On Sunday, the pair brought in a 14.37 pound five-bass bag. The motto "keep it in the water" paid off, as the pair brought in two of their biggest bass of the day in the final 20 minutes of the tournament.

"Never give up," Glenn said. "There's a lot of times you just doubt yourself, and think you can never do it and you keep putting yourself down.

"But you have to pick yourself up and keep on trying."

Sharp said its important for the pair to have PMS - a Positive Mental Attitude.

"You just have to stay positive and keep your head up all the time," Sharp said. "You can't get down on yourself."

The pair used a shaky head with z craw, and a wacky rig white Senko with a PB&J Ned rig to land their prize winning catches.

How it all began

Both began fishing at an early age.

Glenn said fishing has always been his passion. He started out by fishing with his Zebco 33 with at his neighbor's pond, catching blue gill.

Sharp said he began fishing on the creek bank with his hook, worms and bobber.

Both signed up for the Grove High School Fishing Team. While Glenn had the boat, Sharp had the driver - his father James. So the rest became history as the pair decided to compete together.

In high school competition, the teams are required to have an adult driver. The driver can only pilot the boat.
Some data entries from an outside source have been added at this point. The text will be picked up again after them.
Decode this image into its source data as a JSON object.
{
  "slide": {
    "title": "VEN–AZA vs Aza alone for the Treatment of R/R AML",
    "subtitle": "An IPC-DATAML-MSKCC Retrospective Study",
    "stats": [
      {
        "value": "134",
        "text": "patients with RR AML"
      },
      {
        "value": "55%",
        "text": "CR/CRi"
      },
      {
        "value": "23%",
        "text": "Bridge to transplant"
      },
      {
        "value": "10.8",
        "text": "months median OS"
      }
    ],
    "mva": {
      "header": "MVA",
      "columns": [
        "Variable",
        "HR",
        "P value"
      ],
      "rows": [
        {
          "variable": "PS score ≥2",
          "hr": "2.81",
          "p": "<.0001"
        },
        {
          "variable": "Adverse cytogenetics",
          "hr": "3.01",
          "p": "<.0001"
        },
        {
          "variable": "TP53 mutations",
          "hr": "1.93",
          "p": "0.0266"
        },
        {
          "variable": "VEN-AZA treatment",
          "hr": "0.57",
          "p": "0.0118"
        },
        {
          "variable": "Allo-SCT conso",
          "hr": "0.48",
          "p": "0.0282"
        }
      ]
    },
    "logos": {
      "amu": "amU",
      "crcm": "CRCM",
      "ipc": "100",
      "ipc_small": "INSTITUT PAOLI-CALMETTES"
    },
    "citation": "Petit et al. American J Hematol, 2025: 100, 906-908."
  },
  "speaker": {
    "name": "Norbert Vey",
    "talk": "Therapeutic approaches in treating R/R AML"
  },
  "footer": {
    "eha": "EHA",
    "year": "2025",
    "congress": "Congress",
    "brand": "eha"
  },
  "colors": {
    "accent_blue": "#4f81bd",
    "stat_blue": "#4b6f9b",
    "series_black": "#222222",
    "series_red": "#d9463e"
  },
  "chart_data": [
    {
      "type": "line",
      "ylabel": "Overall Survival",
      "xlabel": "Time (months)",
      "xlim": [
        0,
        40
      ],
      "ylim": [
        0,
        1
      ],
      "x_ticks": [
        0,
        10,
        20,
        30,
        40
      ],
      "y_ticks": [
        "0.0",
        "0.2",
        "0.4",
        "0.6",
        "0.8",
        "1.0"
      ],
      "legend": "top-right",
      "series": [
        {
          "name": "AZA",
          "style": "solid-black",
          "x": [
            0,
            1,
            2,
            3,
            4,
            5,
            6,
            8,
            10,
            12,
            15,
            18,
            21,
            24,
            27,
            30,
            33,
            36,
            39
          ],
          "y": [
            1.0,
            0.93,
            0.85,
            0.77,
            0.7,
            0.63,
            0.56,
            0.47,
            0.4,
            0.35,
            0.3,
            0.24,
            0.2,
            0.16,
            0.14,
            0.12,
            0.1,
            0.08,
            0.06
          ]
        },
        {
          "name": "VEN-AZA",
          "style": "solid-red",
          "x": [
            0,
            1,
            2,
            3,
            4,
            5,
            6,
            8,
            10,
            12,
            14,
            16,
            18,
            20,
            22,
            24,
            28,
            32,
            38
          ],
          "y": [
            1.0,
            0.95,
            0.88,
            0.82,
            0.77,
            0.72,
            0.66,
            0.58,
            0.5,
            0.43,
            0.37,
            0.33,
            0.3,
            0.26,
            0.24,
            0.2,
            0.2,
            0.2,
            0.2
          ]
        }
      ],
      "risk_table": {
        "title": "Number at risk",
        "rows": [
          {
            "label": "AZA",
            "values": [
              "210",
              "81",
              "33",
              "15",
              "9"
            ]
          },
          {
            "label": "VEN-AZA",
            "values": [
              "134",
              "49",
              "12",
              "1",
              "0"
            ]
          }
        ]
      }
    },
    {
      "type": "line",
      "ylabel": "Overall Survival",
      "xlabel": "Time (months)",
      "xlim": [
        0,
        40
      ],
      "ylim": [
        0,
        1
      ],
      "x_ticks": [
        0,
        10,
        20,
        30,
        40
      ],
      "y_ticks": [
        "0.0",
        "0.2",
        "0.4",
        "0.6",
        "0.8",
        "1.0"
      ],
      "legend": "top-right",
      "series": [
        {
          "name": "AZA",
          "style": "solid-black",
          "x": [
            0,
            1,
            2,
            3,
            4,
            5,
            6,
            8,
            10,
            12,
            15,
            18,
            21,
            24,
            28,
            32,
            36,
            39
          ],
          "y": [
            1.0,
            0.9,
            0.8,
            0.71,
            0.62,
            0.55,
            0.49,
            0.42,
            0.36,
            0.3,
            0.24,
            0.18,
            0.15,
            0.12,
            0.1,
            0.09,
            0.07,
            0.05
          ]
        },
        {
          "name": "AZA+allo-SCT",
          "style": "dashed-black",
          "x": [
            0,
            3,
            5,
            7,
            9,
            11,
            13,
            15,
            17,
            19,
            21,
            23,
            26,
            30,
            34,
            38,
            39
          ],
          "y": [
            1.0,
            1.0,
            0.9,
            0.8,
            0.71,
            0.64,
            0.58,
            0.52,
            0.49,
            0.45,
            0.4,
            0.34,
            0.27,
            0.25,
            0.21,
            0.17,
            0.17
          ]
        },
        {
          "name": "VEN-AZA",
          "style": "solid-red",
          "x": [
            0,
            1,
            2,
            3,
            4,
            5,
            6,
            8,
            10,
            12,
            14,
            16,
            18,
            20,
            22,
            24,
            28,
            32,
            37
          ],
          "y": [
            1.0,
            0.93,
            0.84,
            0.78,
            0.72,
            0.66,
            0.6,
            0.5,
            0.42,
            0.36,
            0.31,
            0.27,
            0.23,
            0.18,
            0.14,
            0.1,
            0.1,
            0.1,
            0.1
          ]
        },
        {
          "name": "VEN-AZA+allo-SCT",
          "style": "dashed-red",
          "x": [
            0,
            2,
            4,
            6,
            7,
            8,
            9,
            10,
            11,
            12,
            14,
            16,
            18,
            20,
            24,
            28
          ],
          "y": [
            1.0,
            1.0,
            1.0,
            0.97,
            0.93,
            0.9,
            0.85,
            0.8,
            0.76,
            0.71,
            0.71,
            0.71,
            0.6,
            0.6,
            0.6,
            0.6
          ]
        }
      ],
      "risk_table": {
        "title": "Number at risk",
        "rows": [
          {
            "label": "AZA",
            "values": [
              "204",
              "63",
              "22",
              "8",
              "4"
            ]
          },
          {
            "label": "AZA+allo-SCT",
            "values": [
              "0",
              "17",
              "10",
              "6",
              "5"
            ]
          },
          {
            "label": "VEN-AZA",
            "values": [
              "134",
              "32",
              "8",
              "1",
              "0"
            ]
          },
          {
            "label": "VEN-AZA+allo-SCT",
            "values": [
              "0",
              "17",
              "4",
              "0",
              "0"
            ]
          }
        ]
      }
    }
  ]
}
He/she cannot offer assistance of any kind.

James Sharp said he doesn't mind not fishing, since he can spend time with his son and Glenn.

James Sharp said he was excited to see the young men have a prize-winning weekend.

He is grateful for Southwinds Marina, Keller Williams: Marcie Hill, Longan Construction. Co., and Apex Title and Closing Services, for serving as the team's sponsors this year - which made it possible to offset the costs.

"I would like to see [the sport] grow and flourish," James Sharp said. "When you go to tournaments, you see people with bigger, nicer boats. But they don't all have that. You see some teams out there with small, aluminum boats, and they are fishing without all of the expensive gear.

"I would encourage every kid in the community who wants to fish, to reach out to the fishing team and get started."

Glenn credits his success in fishing to two things: research as well as fishing with older anglers such as Everett Eaton, Jim Eckhart and Jim Miller.

Sharp jokes success comes by spending a lot of time - and money - fishing on Grand Lake in all kinds of conditions.

"You just have to keep the lure in the water," Sharp said.